Suspensão da Licença Prévia do Polo Pré-Sal
O Ministério Público Federal (MPF) anunciou nesta sexta-feira, dia 20, que a Justiça Federal em Angra dos Reis, no estado do Rio de Janeiro, acatou o pedido para a suspensão imediata da Licença Prévia (LP) emitida pelo Instituto Brasileiro do Meio Ambiente e dos Recursos Naturais Renováveis (Ibama). Essa licença é referente à Etapa 4 do Polo Pré-Sal da Bacia de Santos, que prevê a instalação de dez plataformas e a perfuração de 132 poços.
Impedimentos para a Petrobras
Com a decisão liminar tomada pela Justiça, a Petrobras fica impedida de dar sequência ao empreendimento. Até o momento da publicação desta matéria, a estatal não havia emitido qualquer comentário sobre a determinação judicial.
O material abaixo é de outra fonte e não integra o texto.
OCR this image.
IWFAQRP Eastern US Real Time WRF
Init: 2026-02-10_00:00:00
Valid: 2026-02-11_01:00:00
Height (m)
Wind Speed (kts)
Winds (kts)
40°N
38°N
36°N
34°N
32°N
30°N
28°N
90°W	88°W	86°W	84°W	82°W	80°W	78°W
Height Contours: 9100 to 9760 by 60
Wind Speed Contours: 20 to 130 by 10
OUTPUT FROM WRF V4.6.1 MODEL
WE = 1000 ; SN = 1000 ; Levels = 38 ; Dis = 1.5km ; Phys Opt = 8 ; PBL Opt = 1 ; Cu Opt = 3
Ações Civis Públicas e Alegações
O pedido do MPF integra duas ações civis públicas que foram protocoladas no final do ano passado contra a Petrobras e órgãos federais que estão envolvidos no processo de licenciamento ambiental. Entre as alegações apresentadas, destaca-se a devolução do processo de licenciamento do Ibama, que teria ocorrido de forma acelerada, em apenas 11 dias. Também é apontado que existem "pendências técnicas relevantes", incluindo que os estudos ambientais realizados não consideraram pelo menos 25 impactos socioambientais significativos.
Consulta Prévia às Comunidades
Ao deferir o pedido do MPF, o Judiciário determinou que a União, o Ibama, a Fundação Nacional dos Povos Indígenas (Funai) e o Instituto Nacional de Colonização e Reforma Agrária (Incra) devem apresentar, dentro de um prazo de 60 dias, um plano detalhado para a realização de consultas prévias às comunidades indígenas, quilombolas, caiçaras e pescadores artesanais que vivem na região do litoral sul do estado do Rio de Janeiro.
Revisão do Estudo de Impacto Ambiental
Além da elaboração de um novo Estudo de Impacto Ambiental (EIA), o MPF manifestou, no mérito das ações, a necessidade de revisar os planos de emergência relativos a vazamentos de petróleo. O MPF também pede a condenação dos réus ao pagamento de R$ 5 milhões como reparação por danos morais coletivos, em virtude das falhas e omissões identificadas no processo de licenciamento ambiental.